Lights Out: Nonsensical, but Still Highly Effective
At this point, it’s well-known that the horror genre is one of the hardest genres to have an original thought in. Chances are, if you think of an idea that you believe is creative and new, it’s probably already been done 100 different times and in many different ways. This has led to filmmakers taking ideas that aren’t exactly original and trying to retool them in one way or another in an attempt to make them feel fresh for an audience who are familiar with standard horror tropes. A recent example would be something like the brilliant “The Cabin in the Woods.” Would you really want to see another film that’s simply about a group of teenagers who go to a cabin and get killed off? No, which is why the filmmakers took the premise and put a fun and unexpected twist on it.
It’s a somewhat similar situation to “Lights Out,” a film that uses the old “creature can’t stand the light” setup, but surrounds it with its own rules and backstory. The film revolves around a young boy, Martin (Gabriel Bateman), his older sister, Rebecca (Teresa Palmer), and their mother, Sophie (Maria Bello). The father of the family died under mysterious circumstances (though we witness it in full), which left the mentally-unstable Sophie to take care of Martin. We soon learn that there is a presence in his house, the same one which was responsible for his father’s death, which has caused him to lose sleep. Rebecca is eventually brought into the situation, but seeing that her mother is still not quite right, she decides to take Martin with her to her apartment. However, the presence (which only appears in the dark) follows them, forcing Rebecca to get to the bottom of a decades-old mystery involving her mother’s troubled past.

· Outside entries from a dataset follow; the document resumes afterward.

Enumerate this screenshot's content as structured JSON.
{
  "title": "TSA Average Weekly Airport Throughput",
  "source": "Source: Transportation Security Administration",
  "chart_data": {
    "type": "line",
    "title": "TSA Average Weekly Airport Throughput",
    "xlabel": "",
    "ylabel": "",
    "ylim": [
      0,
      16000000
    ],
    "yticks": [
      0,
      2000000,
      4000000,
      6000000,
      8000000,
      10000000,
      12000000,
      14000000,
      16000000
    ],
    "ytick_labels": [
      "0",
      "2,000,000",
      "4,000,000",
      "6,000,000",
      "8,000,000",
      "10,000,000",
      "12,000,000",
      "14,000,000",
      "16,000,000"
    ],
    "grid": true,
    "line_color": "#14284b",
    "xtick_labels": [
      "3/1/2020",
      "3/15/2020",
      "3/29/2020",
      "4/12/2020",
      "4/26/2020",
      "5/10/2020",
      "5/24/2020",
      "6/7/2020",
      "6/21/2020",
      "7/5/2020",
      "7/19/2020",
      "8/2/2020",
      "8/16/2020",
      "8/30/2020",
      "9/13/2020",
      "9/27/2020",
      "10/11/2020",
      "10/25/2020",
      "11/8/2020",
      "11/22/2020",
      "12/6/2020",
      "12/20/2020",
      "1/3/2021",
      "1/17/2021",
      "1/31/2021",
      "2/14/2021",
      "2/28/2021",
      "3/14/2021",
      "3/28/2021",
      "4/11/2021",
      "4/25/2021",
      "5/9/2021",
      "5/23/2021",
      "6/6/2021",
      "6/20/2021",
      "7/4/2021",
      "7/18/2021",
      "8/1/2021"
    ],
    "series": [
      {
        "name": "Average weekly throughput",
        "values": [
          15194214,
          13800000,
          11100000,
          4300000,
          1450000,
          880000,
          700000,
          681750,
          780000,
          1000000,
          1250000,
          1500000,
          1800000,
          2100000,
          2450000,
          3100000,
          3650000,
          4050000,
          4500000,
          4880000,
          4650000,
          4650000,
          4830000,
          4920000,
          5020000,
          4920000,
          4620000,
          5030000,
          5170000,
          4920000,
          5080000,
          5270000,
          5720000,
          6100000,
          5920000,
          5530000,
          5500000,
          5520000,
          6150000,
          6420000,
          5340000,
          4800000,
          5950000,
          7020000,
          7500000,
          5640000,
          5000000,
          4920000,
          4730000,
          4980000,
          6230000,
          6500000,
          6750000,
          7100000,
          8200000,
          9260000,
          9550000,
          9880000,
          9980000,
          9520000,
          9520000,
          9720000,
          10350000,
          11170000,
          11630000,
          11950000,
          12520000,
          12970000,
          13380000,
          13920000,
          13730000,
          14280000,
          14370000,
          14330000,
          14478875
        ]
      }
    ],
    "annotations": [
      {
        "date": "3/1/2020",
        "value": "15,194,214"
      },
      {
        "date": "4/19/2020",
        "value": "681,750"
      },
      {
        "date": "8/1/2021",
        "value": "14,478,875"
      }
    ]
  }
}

At first glance, “Lights Out” sounds like nothing more than your typical ghost story, with some kind of spirit attaching itself to a typical horror movie family, but as the film moves along, we find that it’s a little something different. We eventually learn all about this apparition: who it was, where it came from, and why it’s bothering these poor people. What’s particularly interesting about this backstory is that it doesn’t make much sense at all, but stranger still, it actually works as one of the film’s strengths.
If we were to focus on the simple premise of a ghost that attacks people in the dark, we’d have a film that may have a few jump scares to offer, but it would be rather dull in the long run. However, attach to that a backstory that’s this silly and nonsensical, and you just might be one of the few that’s able to see the amusement that the film has to offer among the plentiful scares. That’s not to say that the film is meant to be taken as a joke. It’s played deadly serious, as well it should be for the story it wants to tell. It’s just that when the filmmakers try to connect all the pieces together, they’re left with a puzzle that looks like it doesn’t fit together so well.
As far as the film’s horror element goes, it mostly contains the same basic jump scares that you get with every film of the genre these days, but when they’re placed and timed as well as this, they still end up being rather effective (especially with an audience that’s easily scared and ready to jump out of their seat at the slightest loud noise). It does a good job of playing on the age-old fear of the dark, which is another basic genre element, except here it’s played up quite literally with our protagonists fighting against a force that can only get at them in the darkness. It probably won’t be particularly scary to older viewers or fans of horror films that have seen it all, but that doesn’t mean you can’t respect how well it’s executed.
“Lights Out” ends up being a good example of taking an oft-used premise and turning it into something that’s highly effective. Like the recent “The Conjuring 2,” it’s probably not going to be something that completely bowls you over. As far as horror offerings go though, it’s another satisfying meal as we wait for the next big one (or at least the next satisfying one). It may be a little goofy and might have you scratching your head at its bizarre attempts at logic, but in a genre where it’s hard to find films that engage you nowadays, it makes for a fun and thrilling experience. 3/4 stars.